Когда мы очутились в студии, я сказала Полканову:
— Желаю удачных съемок.
— Тьфу на тебя! — молниеносно разозлился Вадим. — Разве можно произносить эти слова перед началом работы? Удачу сглазишь. Не…
Закончить фразу он не успел. Послышался взрыв. Я инстинктивно присела и прикрыла голову руками. А Вадик, вот странность, совсем не испугался. Он топнул ногой:
— Пожалуйста! Началось! Лампа лопнула! А кто виноват? Ты со своими тупыми замечаниями.
Я выпрямилась.
— Извини, не имею ни малейшего понятия о местных порядках.
— Тогда лучше заткнись, — нахамил Вадик.
— Дорогой мой, — закудахтал толстый мужчина в джинсах и измятом темно-зеленом пуловере, выруливая из глубины помещения, — ну наконец-то!
— Привет, Гриша, — безо всякой радости ответил Вадик, — я не опоздал?
— Самую малость, — заверил Григорий, — часа на два, не больше. Кирилл, начинаем!
— Напомните сцену, — капризно прогундосил Полканов.
— Ну, я побегу, — сказала я.
— Этта кто? — полюбопытствовал Гриша, окидывая меня оценивающим взглядом. — Твоя мама?
От негодования у меня пропал голос, а Полканов даже не улыбнулся.
— Нет, квартирная хозяйка, я поселился у Дарьи на время съемок, Лизка куда-то подевалась, Васильева ее временно замещает.

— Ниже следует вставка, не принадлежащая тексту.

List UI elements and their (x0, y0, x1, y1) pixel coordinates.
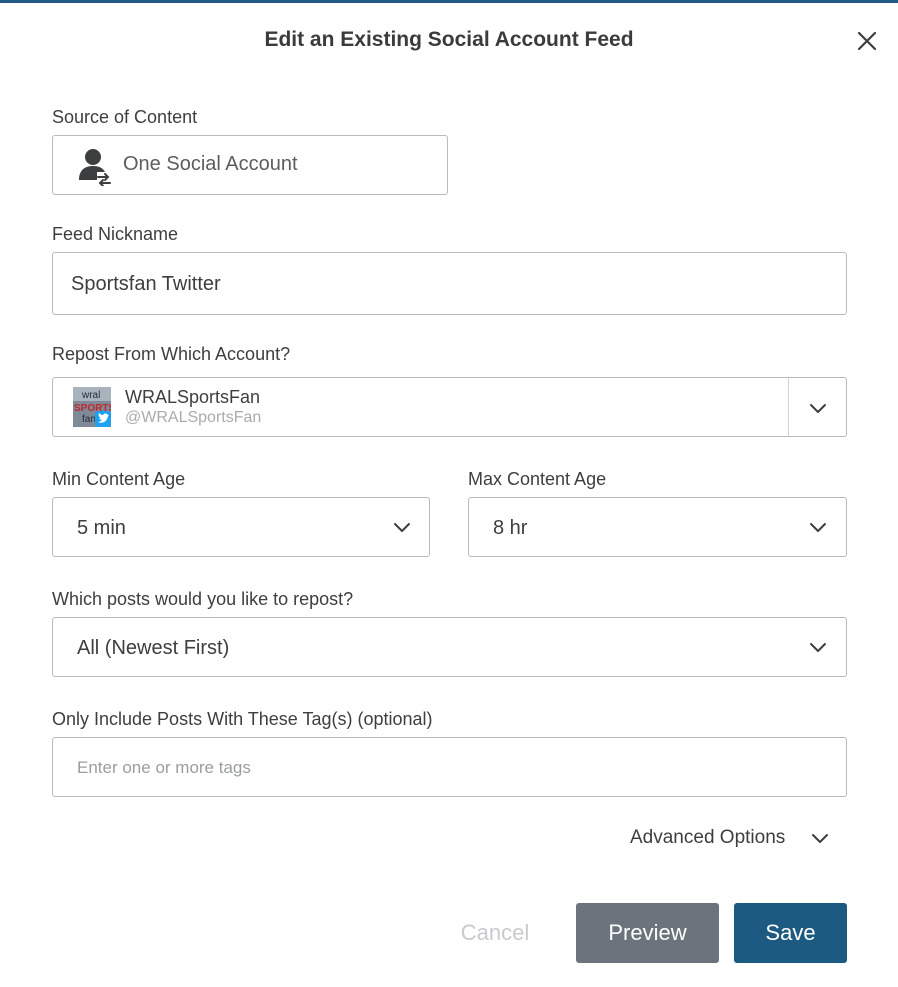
min-age-label: Min Content Age (52, 469, 186, 489)
dialog-title: Edit an Existing Social Account Feed (264, 28, 634, 51)
tags-input[interactable]: Enter one or more tags (52, 737, 847, 797)
preview-button[interactable]: Preview (576, 903, 719, 963)
chevron-down-icon (810, 523, 826, 532)
select-divider (788, 378, 789, 436)
advanced-options-toggle[interactable]: Advanced Options (630, 827, 785, 849)
chevron-down-icon[interactable] (809, 402, 827, 414)
tags-placeholder: Enter one or more tags (77, 758, 251, 777)
account-handle: @WRALSportsFan (125, 409, 262, 426)
chevron-down-icon[interactable] (811, 832, 829, 844)
posts-value: All (Newest First) (77, 637, 230, 659)
close-button[interactable] (852, 26, 882, 56)
top-accent-bar (0, 0, 898, 3)
advanced-options-label: Advanced Options (630, 827, 786, 848)
max-age-value: 8 hr (493, 517, 528, 539)
nickname-input[interactable]: Sportsfan Twitter (52, 252, 847, 315)
max-age-select[interactable]: 8 hr (468, 497, 847, 557)
source-value: One Social Account (123, 153, 298, 175)
max-age-label: Max Content Age (468, 469, 607, 489)
repost-account-label: Repost From Which Account? (52, 344, 291, 364)
chevron-down-icon (394, 523, 410, 532)
user-repost-icon (79, 149, 111, 186)
tags-label: Only Include Posts With These Tag(s) (op… (52, 709, 433, 729)
chevron-down-icon (810, 643, 826, 652)
save-button[interactable]: Save (734, 903, 847, 963)
nickname-value: Sportsfan Twitter (71, 273, 221, 295)
posts-label: Which posts would you like to repost? (52, 589, 354, 609)
avatar-text-wral: wral (81, 390, 100, 401)
source-selector[interactable]: One Social Account (52, 135, 448, 195)
close-icon (857, 31, 877, 51)
cancel-button[interactable]: Cancel (440, 903, 550, 963)
min-age-value: 5 min (77, 517, 126, 539)
posts-select[interactable]: All (Newest First) (52, 617, 847, 677)
min-age-select[interactable]: 5 min (52, 497, 430, 557)
account-avatar: wral SPORTS fan (73, 387, 115, 427)
source-label: Source of Content (52, 107, 198, 127)
account-name: WRALSportsFan (125, 387, 261, 407)
nickname-label: Feed Nickname (52, 224, 179, 244)
avatar-text-fan: fan (82, 414, 96, 425)
repost-account-select[interactable]: wral SPORTS fan WRALSportsFan @WRALSport… (52, 377, 847, 437)
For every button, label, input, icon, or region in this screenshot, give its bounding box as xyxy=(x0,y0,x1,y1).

Теперь я разозлилась так, что даже вспотела. Квартирная хозяйка? Вот здорово! И никого я не заменяю, оказала наглому актеру дружескую услугу, привезла его на съемочную площадку, нарушила свои планы, но больше никогда ему не помогу. Даже если Вадик свалится в речку, кишащую крокодилами, не протяну нахалу руку!
— Тебе нельзя уходить, — озабоченно заявил Григорий, хватая меня за руку. — По условиям контракта Вадим не имеет права находиться в павильоне без сопровождающего лица.

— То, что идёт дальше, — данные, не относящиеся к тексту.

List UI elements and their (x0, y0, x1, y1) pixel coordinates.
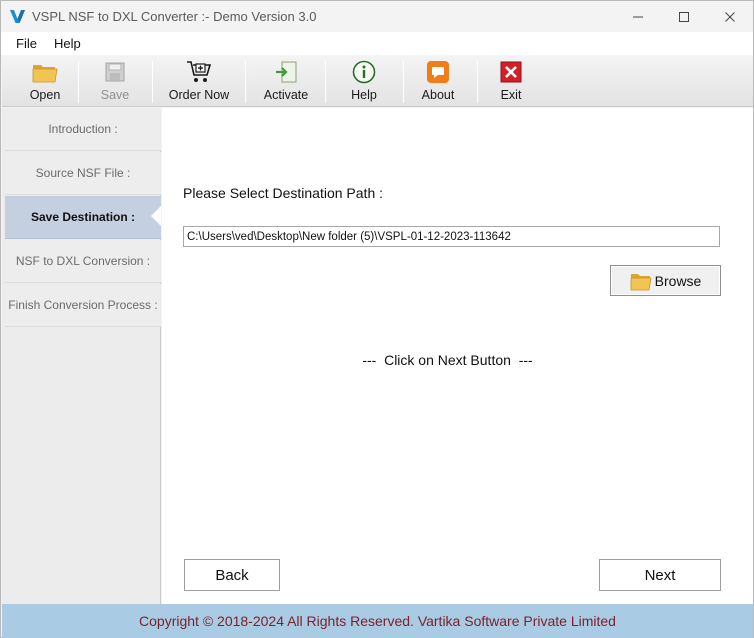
steps-sidebar: Introduction : Source NSF File : Save De… (2, 108, 161, 604)
maximize-icon (679, 11, 689, 22)
close-button[interactable] (707, 1, 753, 32)
activate-button[interactable]: Activate (258, 57, 314, 103)
about-button[interactable]: About (414, 57, 462, 103)
minimize-icon (633, 16, 643, 17)
destination-path-input[interactable] (183, 226, 720, 247)
toolbar-separator (477, 61, 478, 103)
minimize-button[interactable] (615, 1, 661, 32)
open-button[interactable]: Open (17, 57, 73, 103)
about-icon (425, 59, 451, 85)
activate-icon (273, 59, 299, 85)
menu-help[interactable]: Help (54, 36, 81, 51)
window-title: VSPL NSF to DXL Converter :- Demo Versio… (32, 9, 317, 24)
step-nsf-to-dxl-conversion: NSF to DXL Conversion : (5, 240, 161, 283)
info-icon (351, 59, 377, 85)
next-hint-text: --- Click on Next Button --- (362, 352, 533, 368)
exit-icon (498, 59, 524, 85)
step-save-destination: Save Destination : (5, 196, 161, 239)
next-button[interactable]: Next (599, 559, 721, 591)
copyright-footer: Copyright © 2018-2024 All Rights Reserve… (2, 604, 753, 638)
folder-icon (630, 273, 652, 290)
menu-file[interactable]: File (16, 36, 37, 51)
close-icon (725, 11, 735, 22)
order-now-button[interactable]: Order Now (164, 57, 234, 103)
activate-label: Activate (263, 88, 309, 102)
toolbar-separator (78, 61, 79, 103)
help-label: Help (351, 88, 377, 102)
step-source-nsf-file: Source NSF File : (5, 152, 161, 195)
menu-bar: File Help (1, 32, 753, 55)
maximize-button[interactable] (661, 1, 707, 32)
exit-label: Exit (500, 88, 522, 102)
open-label: Open (29, 88, 61, 102)
exit-button[interactable]: Exit (490, 57, 532, 103)
toolbar-separator (152, 61, 153, 103)
help-button[interactable]: Help (340, 57, 388, 103)
toolbar: Open Save Order Now Activate Help About … (2, 55, 753, 107)
save-label: Save (100, 88, 130, 102)
toolbar-separator (245, 61, 246, 103)
title-bar: VSPL NSF to DXL Converter :- Demo Versio… (1, 1, 753, 32)
destination-path-label: Please Select Destination Path : (183, 185, 384, 201)
step-introduction: Introduction : (5, 108, 161, 151)
shopping-cart-icon (186, 59, 212, 85)
active-step-pointer (151, 206, 161, 226)
app-window: VSPL NSF to DXL Converter :- Demo Versio… (0, 0, 754, 638)
about-label: About (421, 88, 455, 102)
step-finish-conversion-process: Finish Conversion Process : (5, 284, 161, 327)
back-button[interactable]: Back (184, 559, 280, 591)
browse-label: Browse (654, 272, 702, 289)
folder-open-icon (32, 59, 58, 85)
order-now-label: Order Now (168, 88, 230, 102)
app-logo-icon (10, 10, 25, 23)
browse-button[interactable]: Browse (610, 265, 721, 296)
save-button[interactable]: Save (88, 57, 142, 103)
toolbar-separator (325, 61, 326, 103)
save-disk-icon (102, 59, 128, 85)
main-panel: Please Select Destination Path : Browse … (162, 108, 753, 604)
toolbar-separator (403, 61, 404, 103)
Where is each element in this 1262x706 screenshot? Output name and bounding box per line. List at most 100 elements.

— Извините, я не имею ни малейшего отношения к Полканову, — возразила я. — Приютила Вадима и Елизавету в своем особняке исключительно по просьбе Маши Мирской, я не сдаю внаем комнаты и не нанималась быть тенью артиста. До свидания.
Гриша умоляюще сложил руки:
— Пожалуйста! Если Вадик тут останется один, меня сожрут юристы.
— Давай убьем всех адвокатов, — предложила я.
— Отлично сказала, — обрадовался Григорий, — я придерживаюсь того же мнения.
— Это Шекспир, — пояснила я.
— Гениально, — закатил глаза Гриша, — написано сто лет назад, а современнее некуда.
Я хотела напомнить режиссеру, что Шекспир родился в тысяча пятьсот шестьдесят четвертом, а умер в тысяча шестьсот шестнадцатом году, а вовсе не столетие назад. Но потом решила не демонстрировать знаний, полученных во время курса зарубежной литературы. Твердо решив уйти, не обращая внимания на стенания Григория, я сделала шаг в сторону и услышала звонок телефона. На противоположном конце провода опять оказалась Лиза.